Produtor planta por falta de alternativas, diz presidente da Conab
Safra 2005/06: produtor não teve opção senão plantar, diz governo.
O presidente da Companhia Nacional de Abastecimento (Conab), Jacinto Ferreira, afirmou que o agricultor não teve alternativa e voltou a plantar neste ano apesar da recente crise. Essa é a mesma interpretação do secretário executivo do Ministério da Agricultura, Luís Carlos Guedes Pinto.
– O agricultor tem uma infra-estrutura montada. Ele não tem opção. Mesmo com o ano agrícola desfavorável, ele volta a plantar – disse Guedes ao divulgar os números da primeira intenção de plantio para a safra 2005/06.
O secretário lembrou que o Ministério da Agricultura terá R$ 554 milhões para apoiar a comercialização de 3,2 milhões de toneladas. Do volume total, 900 mil toneladas de grãos serão compradas para os estoques estratégicos da Conab, que somarão ao final do ano-safra 4 milhões de toneladas. Guedes Pinto lembrou que a estimativa inicial era de colheita de 131 milhões de toneladas na safra 2004/05, mas que o clima adverso na região Centro-Sul reduziu esse volume para 113 milhões de toneladas.

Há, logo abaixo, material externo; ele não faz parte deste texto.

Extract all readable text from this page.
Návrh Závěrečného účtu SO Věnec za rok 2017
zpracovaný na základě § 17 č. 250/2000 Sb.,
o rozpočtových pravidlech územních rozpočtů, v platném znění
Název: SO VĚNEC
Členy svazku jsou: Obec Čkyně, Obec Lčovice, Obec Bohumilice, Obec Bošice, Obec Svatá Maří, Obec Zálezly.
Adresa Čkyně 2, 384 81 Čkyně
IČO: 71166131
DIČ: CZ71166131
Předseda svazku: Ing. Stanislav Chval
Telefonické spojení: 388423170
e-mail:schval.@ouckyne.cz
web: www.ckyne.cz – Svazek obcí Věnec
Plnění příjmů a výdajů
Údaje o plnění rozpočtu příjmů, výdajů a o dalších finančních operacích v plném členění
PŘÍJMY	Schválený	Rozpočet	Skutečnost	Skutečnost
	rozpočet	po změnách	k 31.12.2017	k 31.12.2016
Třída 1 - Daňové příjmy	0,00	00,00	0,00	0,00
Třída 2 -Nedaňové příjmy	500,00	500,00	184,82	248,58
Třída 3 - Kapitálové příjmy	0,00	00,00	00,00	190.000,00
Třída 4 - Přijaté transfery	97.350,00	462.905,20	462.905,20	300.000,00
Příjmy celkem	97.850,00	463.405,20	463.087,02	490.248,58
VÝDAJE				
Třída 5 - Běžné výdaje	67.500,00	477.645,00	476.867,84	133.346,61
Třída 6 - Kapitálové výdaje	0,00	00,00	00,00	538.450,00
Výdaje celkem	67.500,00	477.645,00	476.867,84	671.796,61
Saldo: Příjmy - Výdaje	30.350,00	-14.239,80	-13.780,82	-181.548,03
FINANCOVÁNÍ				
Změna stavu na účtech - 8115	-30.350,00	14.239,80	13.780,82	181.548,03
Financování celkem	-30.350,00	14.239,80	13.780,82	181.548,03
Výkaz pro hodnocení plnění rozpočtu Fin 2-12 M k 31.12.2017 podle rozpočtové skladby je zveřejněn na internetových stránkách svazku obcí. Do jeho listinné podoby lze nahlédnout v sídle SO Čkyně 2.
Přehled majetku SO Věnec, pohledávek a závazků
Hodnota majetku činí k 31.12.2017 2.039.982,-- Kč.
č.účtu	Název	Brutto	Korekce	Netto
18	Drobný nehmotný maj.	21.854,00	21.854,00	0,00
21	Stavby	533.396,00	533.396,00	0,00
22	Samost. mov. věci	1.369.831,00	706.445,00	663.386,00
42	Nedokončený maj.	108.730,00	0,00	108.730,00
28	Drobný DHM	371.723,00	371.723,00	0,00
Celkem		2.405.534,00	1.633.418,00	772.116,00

Com a quebra de safra, os produtores perderam R$ 17 bilhões em renda. Sem esse dinheiro os agricultores deixaram de comprar insumos, agrotóxicos (-20% nas vendas), máquinas agrícolas (-40%) e corretivos para o solo.

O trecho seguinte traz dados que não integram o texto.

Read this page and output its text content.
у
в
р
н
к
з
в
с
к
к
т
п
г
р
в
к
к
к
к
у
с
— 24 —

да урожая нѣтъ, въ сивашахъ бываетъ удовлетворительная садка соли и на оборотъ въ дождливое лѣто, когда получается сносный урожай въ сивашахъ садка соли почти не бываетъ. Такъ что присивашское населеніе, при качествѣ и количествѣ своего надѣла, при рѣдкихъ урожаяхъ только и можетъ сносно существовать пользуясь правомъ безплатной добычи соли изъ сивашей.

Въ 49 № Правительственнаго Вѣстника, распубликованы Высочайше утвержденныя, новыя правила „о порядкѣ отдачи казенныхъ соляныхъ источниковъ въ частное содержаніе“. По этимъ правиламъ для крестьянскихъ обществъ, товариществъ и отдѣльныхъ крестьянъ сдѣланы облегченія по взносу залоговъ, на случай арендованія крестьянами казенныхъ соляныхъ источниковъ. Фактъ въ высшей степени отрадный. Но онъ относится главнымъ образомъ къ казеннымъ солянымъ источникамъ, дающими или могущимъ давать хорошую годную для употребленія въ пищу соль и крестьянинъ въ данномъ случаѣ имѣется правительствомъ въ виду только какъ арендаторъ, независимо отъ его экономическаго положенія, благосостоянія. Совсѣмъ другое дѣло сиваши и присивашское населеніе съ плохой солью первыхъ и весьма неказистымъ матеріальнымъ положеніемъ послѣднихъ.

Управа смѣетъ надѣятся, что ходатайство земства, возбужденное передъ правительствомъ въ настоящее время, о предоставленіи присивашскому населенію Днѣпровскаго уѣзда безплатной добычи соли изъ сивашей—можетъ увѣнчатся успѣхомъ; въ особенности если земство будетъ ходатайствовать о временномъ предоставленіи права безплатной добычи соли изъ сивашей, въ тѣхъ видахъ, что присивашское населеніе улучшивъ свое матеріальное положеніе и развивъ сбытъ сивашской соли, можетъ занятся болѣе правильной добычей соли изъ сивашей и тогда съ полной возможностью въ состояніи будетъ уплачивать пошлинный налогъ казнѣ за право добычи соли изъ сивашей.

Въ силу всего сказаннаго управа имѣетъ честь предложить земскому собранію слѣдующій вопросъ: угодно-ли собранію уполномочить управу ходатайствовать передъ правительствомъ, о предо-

– Se as condições climáticas forem normais, a produtividade das lavouras voltará aos níveis históricos, pois 2005 foi um ano muito ruim em termos de produtividade.
Guedes Pinto também comentou a expectativa de produção de trigo na safra atual. O trigo tem um calendário diferenciado e o produto que está sendo colhido agora é considerado safra 2005/06. A produção está estimada em 4,885 milhões de toneladas, queda de 16,4% em relação às 5,845 milhões de toneladas na safra anterior.
– A queda nos preços no mercado mundial desestimulou o plantio – disse Guedes.
Outro produto prejudicado em termos de preço foi o arroz. A oferta total, considerando as importações, é de 15,434 milhões de toneladas contra consumo de 12 milhões de toneladas.
– Esses números explicam por que os preços do arroz caíram tanto nos mercados – disse o secretário.
Ele explicou também por que a área plantada total com grãos cairá entre 5,7% e 3,4% e mesmo assim a Conab prevê aumento de 7,1% a 10% na produção. “A produtividade foi muito baixa em 2004 e, se o clima ajudar, teremos melhor rendimento este ano”, disse.
Ele disse que as previsões meteorológicas indicam clima normal para os próximos quatro meses. A queda na área plantada é, segundo Guedes Pinto, resultado da queda dos preços internacionais e do câmbio desfavorável às exportações.
A previsão da Conab é que as exportações de algodão, milho e do complexo soja rendam na safra 2005/06 US$ 9,742 bilhões, com embarques de 41,160 milhões de toneladas. Esse balanço indica que as exportações desses produtos representarão 15,98% do Produto Interno Bruto (PIB) da agropecuária. Para 2005 o PIB da agropecuária é estimado em US$ 60,974 bilhões. As importações agrícolas devem custar no ano safra US$ 931,029 milhões, com desembarque de 5,643 milhões de toneladas, sendo que algodão e trigo são os principais produtos comprados de outros mercados.